Library Column for December 12, 2018

@ Your Library

Books can be a terrific gift to give, especially if you also read it aloud sharing time together. But knowing what to give can be difficult like any other gift, finding just the right title takes knowledge and patience to spend time looking, which can be hard in a town without a book store. Here is a selection of titles and who I think might enjoy reading them.

Mystery readers should all know about Louise Penny and her wonderful series set in a small village in rural Quebec with the ever delightful Armand Gamache. The first book in the series Still Life is still available as a paperback and her latest is the series Kingdom of the Blind released November 28, 2018 in hardcover so if you have avid mystery readers this is a great title to give, although you might want to tell them they can’t buy anything for themselves in the month of December so they don’t buy a copy for themselves.

Readers who like their fiction dark and thrilling will be pleased to receive the latest Lee Child book Past Tense by Lee Child, his twenty-third Jack Reacher tale. Michael Connelly pairs stalwart Harry Bosch with Renee Ballard in their first adventure together. Dark Sacred Night has them trying to solve the 2009 murder of a young runaway in a book that released last month. Tana French released a new stand alone thriller in October called The Witch Elm which has begun appearing on a number of best of 2018 lists.
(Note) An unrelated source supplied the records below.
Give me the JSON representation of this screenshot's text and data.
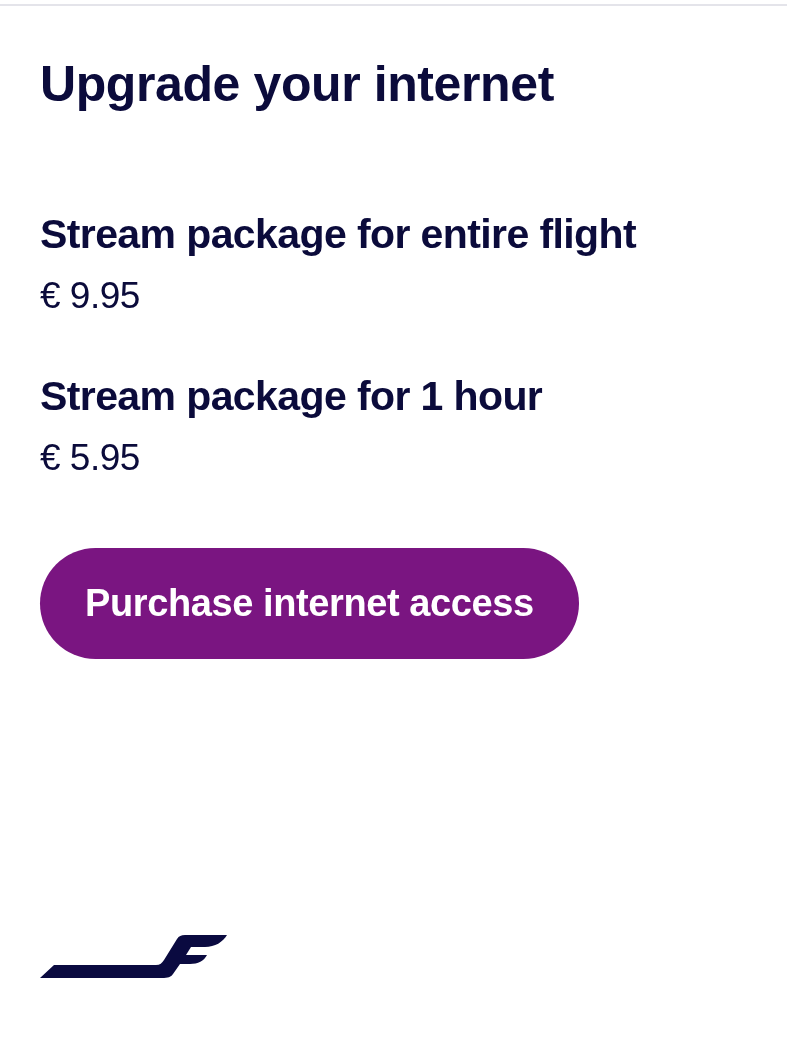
{
  "header": {
    "title": "Upgrade your internet"
  },
  "packages": [
    {
      "name": "Stream package for entire flight",
      "price": "€ 9.95"
    },
    {
      "name": "Stream package for 1 hour",
      "price": "€ 5.95"
    }
  ],
  "purchase_button": {
    "label": "Purchase internet access"
  }
}
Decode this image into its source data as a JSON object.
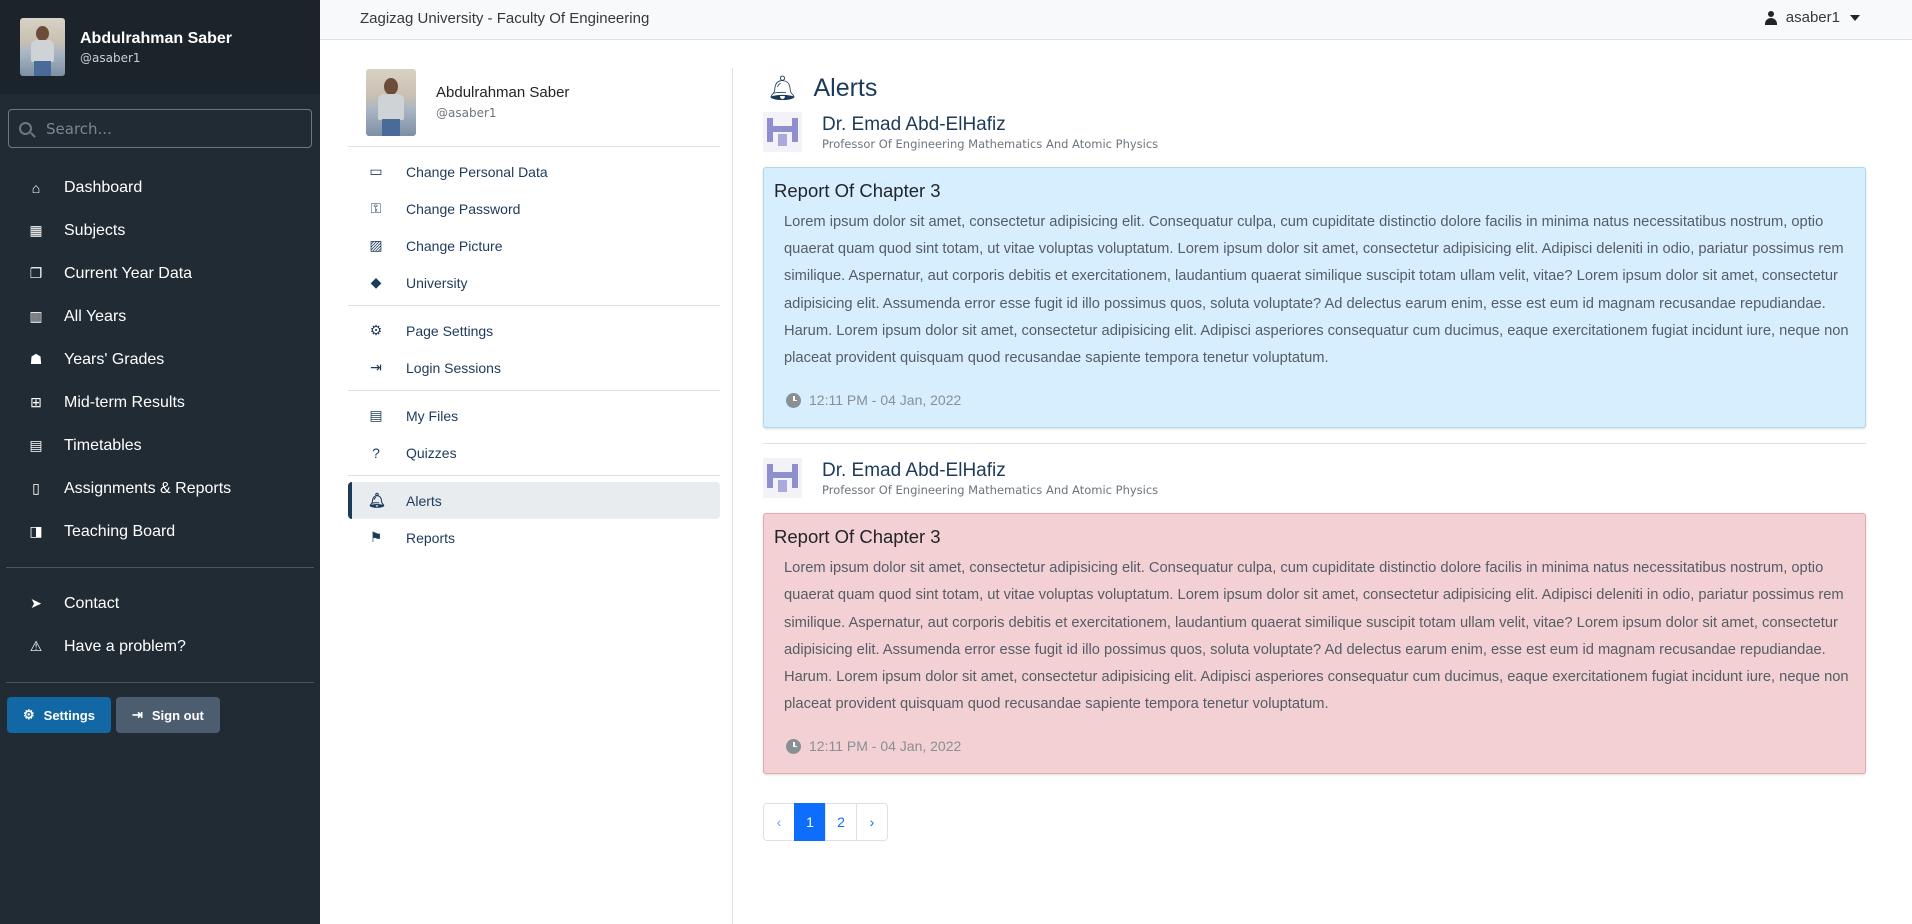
{
  "sidebar": {
    "user": {
      "name": "Abdulrahman Saber",
      "handle": "@asaber1"
    },
    "search_placeholder": "Search...",
    "items": [
      {
        "label": "Dashboard",
        "icon": "home-icon"
      },
      {
        "label": "Subjects",
        "icon": "calculator-icon"
      },
      {
        "label": "Current Year Data",
        "icon": "copy-icon"
      },
      {
        "label": "All Years",
        "icon": "building-icon"
      },
      {
        "label": "Years' Grades",
        "icon": "user-graduate-icon"
      },
      {
        "label": "Mid-term Results",
        "icon": "plus-square-icon"
      },
      {
        "label": "Timetables",
        "icon": "table-icon"
      },
      {
        "label": "Assignments & Reports",
        "icon": "file-icon"
      },
      {
        "label": "Teaching Board",
        "icon": "chalkboard-teacher-icon"
      }
    ],
    "secondary": [
      {
        "label": "Contact",
        "icon": "paper-plane-icon"
      },
      {
        "label": "Have a problem?",
        "icon": "warning-icon"
      }
    ],
    "buttons": {
      "settings": "Settings",
      "signout": "Sign out"
    }
  },
  "topbar": {
    "university": "Zagizag University - Faculty Of Engineering",
    "username": "asaber1"
  },
  "settings_menu": {
    "user": {
      "name": "Abdulrahman Saber",
      "handle": "@asaber1"
    },
    "group1": [
      "Change Personal Data",
      "Change Password",
      "Change Picture",
      "University"
    ],
    "group2": [
      "Page Settings",
      "Login Sessions"
    ],
    "group3": [
      "My Files",
      "Quizzes"
    ],
    "group4": [
      "Alerts",
      "Reports"
    ]
  },
  "alerts": {
    "title": "Alerts",
    "items": [
      {
        "sender": "Dr. Emad Abd-ElHafiz",
        "sender_title": "Professor Of Engineering Mathematics And Atomic Physics",
        "heading": "Report Of Chapter 3",
        "body": "Lorem ipsum dolor sit amet, consectetur adipisicing elit. Consequatur culpa, cum cupiditate distinctio dolore facilis in minima natus necessitatibus nostrum, optio quaerat quam quod sint totam, ut vitae voluptas voluptatum. Lorem ipsum dolor sit amet, consectetur adipisicing elit. Adipisci deleniti in odio, pariatur possimus rem similique. Aspernatur, aut corporis debitis et exercitationem, laudantium quaerat similique suscipit totam ullam velit, vitae? Lorem ipsum dolor sit amet, consectetur adipisicing elit. Assumenda error esse fugit id illo possimus quos, soluta voluptate? Ad delectus earum enim, esse est eum id magnam recusandae repudiandae. Harum. Lorem ipsum dolor sit amet, consectetur adipisicing elit. Adipisci asperiores consequatur cum ducimus, eaque exercitationem fugiat incidunt iure, neque non placeat provident quisquam quod recusandae sapiente tempora tenetur voluptatum.",
        "time": "12:11 PM - 04 Jan, 2022",
        "variant_color": "#d6eefd"
      },
      {
        "sender": "Dr. Emad Abd-ElHafiz",
        "sender_title": "Professor Of Engineering Mathematics And Atomic Physics",
        "heading": "Report Of Chapter 3",
        "body": "Lorem ipsum dolor sit amet, consectetur adipisicing elit. Consequatur culpa, cum cupiditate distinctio dolore facilis in minima natus necessitatibus nostrum, optio quaerat quam quod sint totam, ut vitae voluptas voluptatum. Lorem ipsum dolor sit amet, consectetur adipisicing elit. Adipisci deleniti in odio, pariatur possimus rem similique. Aspernatur, aut corporis debitis et exercitationem, laudantium quaerat similique suscipit totam ullam velit, vitae? Lorem ipsum dolor sit amet, consectetur adipisicing elit. Assumenda error esse fugit id illo possimus quos, soluta voluptate? Ad delectus earum enim, esse est eum id magnam recusandae repudiandae. Harum. Lorem ipsum dolor sit amet, consectetur adipisicing elit. Adipisci asperiores consequatur cum ducimus, eaque exercitationem fugiat incidunt iure, neque non placeat provident quisquam quod recusandae sapiente tempora tenetur voluptatum.",
        "time": "12:11 PM - 04 Jan, 2022",
        "variant_color": "#f2d0d3"
      }
    ]
  },
  "pagination": {
    "prev": "‹",
    "pages": [
      "1",
      "2"
    ],
    "next": "›",
    "current": "1"
  },
  "colors": {
    "sidebar_bg": "#212b33",
    "accent": "#1c3a5a",
    "primary": "#0d6efd",
    "settings_button": "#1168a4"
  }
}
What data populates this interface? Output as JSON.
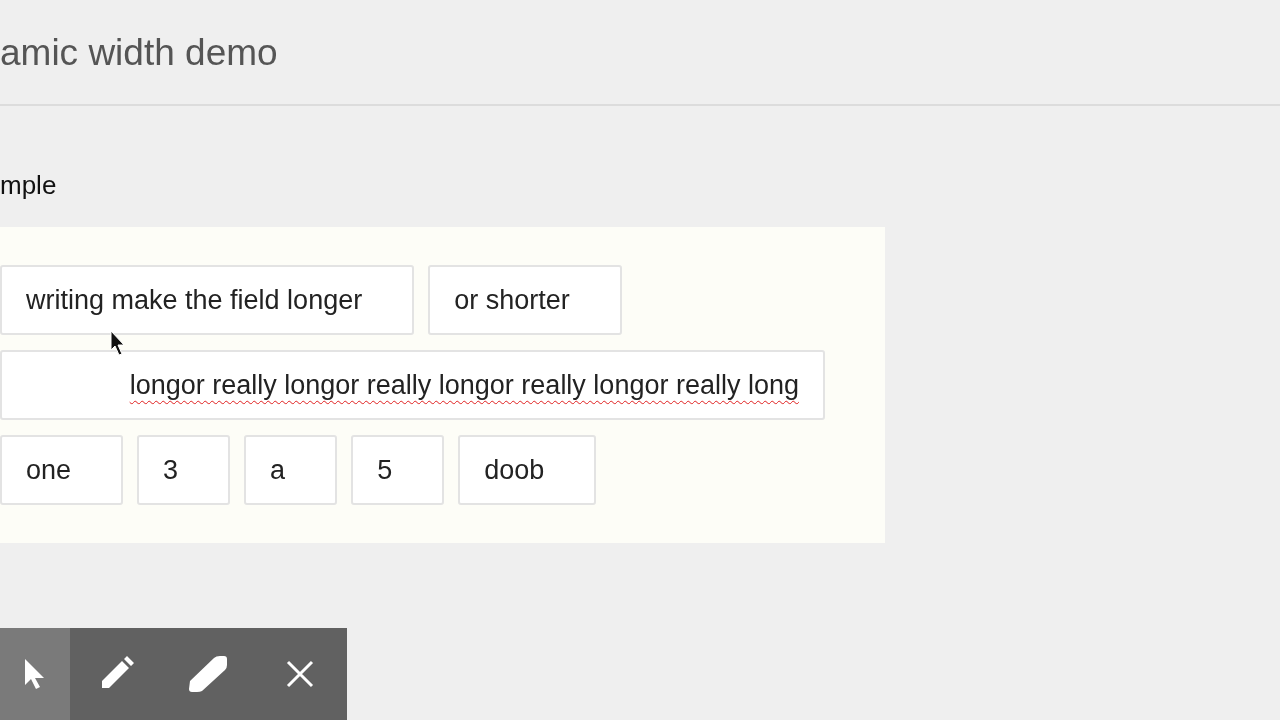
{
  "header": {
    "title": "amic width demo"
  },
  "section": {
    "heading": "mple"
  },
  "rows": [
    {
      "fields": [
        {
          "value": "writing make the field longer",
          "scrolled": false
        },
        {
          "value": "or shorter",
          "scrolled": false
        }
      ]
    },
    {
      "fields": [
        {
          "value": "longor really longor really longor really longor really long",
          "misspelled": true,
          "scrolled": true
        }
      ]
    },
    {
      "fields": [
        {
          "value": "one",
          "scrolled": false
        },
        {
          "value": "3",
          "scrolled": false
        },
        {
          "value": "a",
          "scrolled": false
        },
        {
          "value": "5",
          "scrolled": false
        },
        {
          "value": "doob",
          "scrolled": false
        }
      ]
    }
  ],
  "toolbar": [
    {
      "kind": "pointer",
      "selected": true
    },
    {
      "kind": "pen",
      "selected": false
    },
    {
      "kind": "eraser",
      "selected": false
    },
    {
      "kind": "clear",
      "selected": false
    }
  ]
}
Historical fiction can run the gamut from Circe by Madeline Miller, a retelling of Homer’s Odyssey to Diane Setterfield’s Once Upon a River on the winter solstice in 1887 when a photographer pulls an apparently dead 4 year old girl from the Thames. Continue moving forward in time to Tony’s Wife by Adriana Trigiani for a story beginning in the 1940’s with a talented pair of working class Italian-American kids who pursue dreams and life together or Tom Barbash’s The Dakota Winters set in 1973 in a transitional moment in United States history.

Literary fiction titles that are being noticed include Kate Atkinson’s Transcription which is a traditional WWII spy novel while raising questions about the nature of truth. And of course, Leif Enger’s new title Virgil Wander set in a small Minnesota town where everyone’s a little worse for wear.

Non-fiction readers will enjoy Bad Blood: Secrets and Lies in a Silicon Valley Startup by John Carreyrou which reads like a thriller as does the bizarre book The Feather Thief by Kirk Wallace Johnson about a flautist who breaks into the British Museum of Natural History and steals hundreds of rare bird specimans. I Contain Multitudes: the microbes within us and a Grander View of Life by Ed Yong is a “microbe’s-eye view” of the world that reveals a marvelous, radically reconceived picture of life on earth.